(Michele McDonald/Globe Staff)
Republican presidential candidate John McCain spoke to the Boston Globe editorial board today.
John McCain is absolutely certain what to do about Iraq and illegal immigration.
But he's not sure what to make of a new intelligence report that -- in stark contrast to one just two years ago -- concludes that Iran froze its nuclear weapons program in 2003.
The Republican presidential candidate told Boston Globe editors today that the so-called surge of US troops in Iraq, which he championed, is working and is finally stablizing security in the country and limiting deaths. And if it is allowed to continue, economic, political, and social progress will follow, he said.
"I knew it would succeed," McCain said, pounding his fingertips on the conference room table for emphasis.
Eventually, US troops will be able to stay in fortified bases, but they will be needed to support Iraqi security forces and keep an eye on Al Qaeda for years to come, McCain said. He compared the bases to farflung US posts in Europe, Asia, and around the world.

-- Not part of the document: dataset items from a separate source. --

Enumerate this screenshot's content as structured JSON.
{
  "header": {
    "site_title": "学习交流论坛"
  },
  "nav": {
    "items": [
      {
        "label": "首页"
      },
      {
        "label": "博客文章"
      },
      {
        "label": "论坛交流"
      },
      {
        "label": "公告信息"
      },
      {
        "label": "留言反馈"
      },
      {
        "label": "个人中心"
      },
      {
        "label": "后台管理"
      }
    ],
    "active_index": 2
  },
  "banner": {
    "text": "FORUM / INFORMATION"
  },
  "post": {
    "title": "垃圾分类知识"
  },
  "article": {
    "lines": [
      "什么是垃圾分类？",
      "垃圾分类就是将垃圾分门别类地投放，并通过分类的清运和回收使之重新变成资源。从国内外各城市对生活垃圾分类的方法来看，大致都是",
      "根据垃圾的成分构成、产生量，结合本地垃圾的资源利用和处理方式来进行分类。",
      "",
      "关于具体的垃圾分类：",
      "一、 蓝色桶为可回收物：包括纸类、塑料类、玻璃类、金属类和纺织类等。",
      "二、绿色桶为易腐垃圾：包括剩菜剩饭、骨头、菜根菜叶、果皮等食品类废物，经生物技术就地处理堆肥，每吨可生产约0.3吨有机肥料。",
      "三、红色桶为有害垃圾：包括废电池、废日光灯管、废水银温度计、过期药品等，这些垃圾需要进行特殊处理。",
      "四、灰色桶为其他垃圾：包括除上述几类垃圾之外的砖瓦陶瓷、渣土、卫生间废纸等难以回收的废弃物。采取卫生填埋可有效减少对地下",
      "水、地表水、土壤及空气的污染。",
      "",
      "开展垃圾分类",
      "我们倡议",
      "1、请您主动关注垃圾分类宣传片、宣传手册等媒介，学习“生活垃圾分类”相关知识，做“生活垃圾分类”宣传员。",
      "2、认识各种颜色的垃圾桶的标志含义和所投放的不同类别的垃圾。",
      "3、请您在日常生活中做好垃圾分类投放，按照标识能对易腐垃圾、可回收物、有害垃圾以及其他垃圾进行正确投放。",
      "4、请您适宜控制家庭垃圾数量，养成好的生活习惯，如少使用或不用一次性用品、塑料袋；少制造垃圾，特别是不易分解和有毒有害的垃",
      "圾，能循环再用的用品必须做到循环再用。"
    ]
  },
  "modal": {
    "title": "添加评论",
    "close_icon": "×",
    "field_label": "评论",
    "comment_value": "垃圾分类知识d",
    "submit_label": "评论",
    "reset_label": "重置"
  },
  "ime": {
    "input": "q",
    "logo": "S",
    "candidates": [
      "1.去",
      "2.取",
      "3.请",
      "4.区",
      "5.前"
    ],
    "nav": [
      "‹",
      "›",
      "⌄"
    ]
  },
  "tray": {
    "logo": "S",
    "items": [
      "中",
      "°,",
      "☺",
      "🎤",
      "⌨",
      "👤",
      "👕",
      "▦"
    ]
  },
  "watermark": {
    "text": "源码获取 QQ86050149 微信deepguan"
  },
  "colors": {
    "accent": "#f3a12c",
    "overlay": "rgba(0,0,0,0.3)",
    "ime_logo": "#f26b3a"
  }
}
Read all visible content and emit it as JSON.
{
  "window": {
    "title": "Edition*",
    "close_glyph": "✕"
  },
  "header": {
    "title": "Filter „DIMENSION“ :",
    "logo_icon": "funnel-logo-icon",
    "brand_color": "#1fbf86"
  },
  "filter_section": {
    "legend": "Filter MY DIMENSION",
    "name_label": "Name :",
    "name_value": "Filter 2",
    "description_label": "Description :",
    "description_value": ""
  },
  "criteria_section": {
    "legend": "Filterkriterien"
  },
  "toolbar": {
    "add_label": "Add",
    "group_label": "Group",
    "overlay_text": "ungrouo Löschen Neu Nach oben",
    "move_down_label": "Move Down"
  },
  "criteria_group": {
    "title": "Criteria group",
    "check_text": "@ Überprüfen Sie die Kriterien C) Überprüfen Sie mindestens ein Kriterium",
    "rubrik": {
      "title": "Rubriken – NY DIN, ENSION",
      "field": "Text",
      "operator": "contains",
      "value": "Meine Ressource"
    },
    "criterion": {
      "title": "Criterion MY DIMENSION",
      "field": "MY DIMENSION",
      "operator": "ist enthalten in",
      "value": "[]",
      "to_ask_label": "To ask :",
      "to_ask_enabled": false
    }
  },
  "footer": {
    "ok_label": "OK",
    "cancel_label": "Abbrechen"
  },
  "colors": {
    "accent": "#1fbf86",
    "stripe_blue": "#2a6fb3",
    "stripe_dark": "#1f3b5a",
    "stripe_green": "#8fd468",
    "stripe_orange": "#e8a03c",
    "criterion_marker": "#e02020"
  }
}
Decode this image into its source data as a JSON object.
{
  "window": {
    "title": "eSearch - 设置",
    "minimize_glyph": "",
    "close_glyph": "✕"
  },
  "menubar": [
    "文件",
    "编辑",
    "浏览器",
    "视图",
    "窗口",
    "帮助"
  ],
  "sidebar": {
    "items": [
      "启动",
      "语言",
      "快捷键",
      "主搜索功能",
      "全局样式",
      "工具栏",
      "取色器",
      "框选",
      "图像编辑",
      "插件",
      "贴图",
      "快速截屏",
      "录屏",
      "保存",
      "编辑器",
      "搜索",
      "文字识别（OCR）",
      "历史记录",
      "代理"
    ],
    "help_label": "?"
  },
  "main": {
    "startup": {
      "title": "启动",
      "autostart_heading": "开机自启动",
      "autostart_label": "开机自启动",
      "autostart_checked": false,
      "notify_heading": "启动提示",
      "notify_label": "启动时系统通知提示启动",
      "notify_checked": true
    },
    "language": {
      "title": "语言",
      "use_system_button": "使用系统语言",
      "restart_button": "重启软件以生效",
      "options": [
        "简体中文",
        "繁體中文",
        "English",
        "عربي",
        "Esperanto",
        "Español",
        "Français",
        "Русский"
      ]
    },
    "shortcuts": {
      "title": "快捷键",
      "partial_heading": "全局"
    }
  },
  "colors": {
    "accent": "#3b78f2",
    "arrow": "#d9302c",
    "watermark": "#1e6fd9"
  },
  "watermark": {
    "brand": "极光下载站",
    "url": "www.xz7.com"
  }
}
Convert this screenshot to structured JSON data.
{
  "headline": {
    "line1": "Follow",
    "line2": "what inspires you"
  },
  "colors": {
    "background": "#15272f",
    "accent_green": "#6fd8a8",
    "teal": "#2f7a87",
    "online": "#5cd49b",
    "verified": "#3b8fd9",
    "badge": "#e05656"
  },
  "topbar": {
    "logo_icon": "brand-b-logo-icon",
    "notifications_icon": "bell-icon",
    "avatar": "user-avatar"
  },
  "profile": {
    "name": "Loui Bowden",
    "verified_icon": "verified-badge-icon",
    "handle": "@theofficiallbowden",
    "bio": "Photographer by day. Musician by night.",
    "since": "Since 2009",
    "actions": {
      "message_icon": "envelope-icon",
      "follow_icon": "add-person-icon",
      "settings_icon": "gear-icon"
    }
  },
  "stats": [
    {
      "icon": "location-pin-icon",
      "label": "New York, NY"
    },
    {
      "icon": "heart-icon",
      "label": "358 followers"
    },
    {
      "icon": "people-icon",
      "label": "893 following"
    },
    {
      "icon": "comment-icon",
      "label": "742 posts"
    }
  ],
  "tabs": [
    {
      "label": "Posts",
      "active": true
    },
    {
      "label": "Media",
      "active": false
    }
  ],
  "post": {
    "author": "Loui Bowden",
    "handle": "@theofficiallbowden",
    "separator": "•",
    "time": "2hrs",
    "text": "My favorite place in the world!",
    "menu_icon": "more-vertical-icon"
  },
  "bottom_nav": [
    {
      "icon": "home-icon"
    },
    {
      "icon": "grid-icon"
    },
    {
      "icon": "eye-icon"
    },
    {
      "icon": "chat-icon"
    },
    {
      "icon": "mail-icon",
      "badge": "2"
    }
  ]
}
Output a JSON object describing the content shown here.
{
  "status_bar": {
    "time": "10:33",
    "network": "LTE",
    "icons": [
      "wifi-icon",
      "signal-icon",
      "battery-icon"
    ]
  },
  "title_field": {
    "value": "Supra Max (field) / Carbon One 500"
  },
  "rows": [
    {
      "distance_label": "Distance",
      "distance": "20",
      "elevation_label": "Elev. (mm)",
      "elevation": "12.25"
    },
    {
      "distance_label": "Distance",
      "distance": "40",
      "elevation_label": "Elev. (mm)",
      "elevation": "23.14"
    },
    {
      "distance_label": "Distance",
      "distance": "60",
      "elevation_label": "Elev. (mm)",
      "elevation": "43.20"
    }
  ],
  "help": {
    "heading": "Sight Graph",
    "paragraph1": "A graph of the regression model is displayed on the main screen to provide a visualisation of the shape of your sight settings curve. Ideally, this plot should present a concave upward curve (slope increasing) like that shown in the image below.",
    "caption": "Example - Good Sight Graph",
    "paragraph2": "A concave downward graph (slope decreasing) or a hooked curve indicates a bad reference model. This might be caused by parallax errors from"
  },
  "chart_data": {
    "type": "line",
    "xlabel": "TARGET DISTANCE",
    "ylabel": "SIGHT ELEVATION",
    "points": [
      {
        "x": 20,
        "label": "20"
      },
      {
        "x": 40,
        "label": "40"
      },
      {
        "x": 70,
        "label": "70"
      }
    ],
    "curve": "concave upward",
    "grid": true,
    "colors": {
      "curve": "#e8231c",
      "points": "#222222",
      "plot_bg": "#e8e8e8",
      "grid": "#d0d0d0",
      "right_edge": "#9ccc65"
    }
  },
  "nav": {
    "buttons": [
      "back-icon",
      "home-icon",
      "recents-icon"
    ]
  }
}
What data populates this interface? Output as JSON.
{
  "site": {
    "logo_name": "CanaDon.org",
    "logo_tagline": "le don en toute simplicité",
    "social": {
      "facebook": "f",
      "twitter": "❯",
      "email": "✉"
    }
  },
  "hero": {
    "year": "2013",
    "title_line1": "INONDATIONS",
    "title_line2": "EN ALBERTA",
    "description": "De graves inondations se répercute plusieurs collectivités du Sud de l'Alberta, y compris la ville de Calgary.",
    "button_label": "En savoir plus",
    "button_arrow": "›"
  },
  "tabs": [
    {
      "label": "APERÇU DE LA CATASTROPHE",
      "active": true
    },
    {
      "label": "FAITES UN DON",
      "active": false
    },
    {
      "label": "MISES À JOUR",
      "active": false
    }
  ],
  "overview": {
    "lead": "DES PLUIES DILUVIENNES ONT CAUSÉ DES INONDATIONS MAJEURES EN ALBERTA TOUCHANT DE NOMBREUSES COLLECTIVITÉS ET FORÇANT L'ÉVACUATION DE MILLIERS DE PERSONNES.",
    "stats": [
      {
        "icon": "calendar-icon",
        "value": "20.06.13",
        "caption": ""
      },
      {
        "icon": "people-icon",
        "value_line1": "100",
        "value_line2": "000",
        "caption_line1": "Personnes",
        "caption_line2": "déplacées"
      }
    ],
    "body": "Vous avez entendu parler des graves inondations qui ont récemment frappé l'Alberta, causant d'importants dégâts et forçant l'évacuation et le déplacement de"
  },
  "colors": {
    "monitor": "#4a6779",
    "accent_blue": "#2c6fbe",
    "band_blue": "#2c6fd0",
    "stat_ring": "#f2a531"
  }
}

"Americans don't mind the presence of troops," he said. "They mind casualties."
Still, the Arizona senator said he is not under any illusions that American-style democracy will emerge out of Iraq's sectarian violence. At best, he said, there will be a loose confederation of Shia, Sunni, and Kurd populations with a "not terribly effective" central government in Baghdad.
"There are no Thomas Jeffersons in Iraq," he said. "If there were, they were killed."
On immigration, which he called the most emotional issue he can remember wrestling with, he said the kind of comprehensive reform he, President Bush, and Senator Edward M. Kennedy of Massachusetts pushed unsuccessfully earlier this year cannot proceed until Americans are confident that the borders are more secure.
"It's all a mess because we didn't do our job," he said.
McCain said he still believes in a path to possible citizenship for the estimated 12 million illegal immigrants already in the country, with the proviso that they get in the back of the line, behind legal immigrants. To charges that that amounts to amnesty for lawbreakers, he said those undocumented immigrants have "status quo amnesty" now because laws are not being enforced.
He also said he worries that some of the heated rhetoric from other Republicans risks sounding "anti-Hispanic" and that some of the more draconian proposals lack compassion.
"The whole thing saddens me," he said.
McCain is more perplexed about the new intelligence estimate on Iran, which reversed one in 2005. "I don't know what to make of it all," he said.
He said he wants to closely study what changed and whether there might be disinformation mixed in, quoting Senate colleague Lindsey Graham of South Carolina, who compared the revised report to a new car and said he wants to look under the hood.
"My confidence in American intelligence capability is not at the highest level," McCain said.
While McCain acknowledged that the new report will likely slow momentum for tougher economic sanctions on Iran, he said pressure should still be kept on the regime. It is still responsible for sending sophisticated roadside bombs to Iraq and supporting the terrorist groups Hamas and Hezbollah, and continues to be hostile to Israel and have dangerous ambitions in the Middle East, he said.
"My view is Iran still does remain a threat to the region," he said.
McCain, who hopes to break through in the New Hampshire primary, where he won in 2000, returns there this afternoon for a town hall with Red Sox pitcher Curt Schilling.
"I'm very curious," McCain said with his trademark self-deprecating humor, "whether I'll be asked a question or not."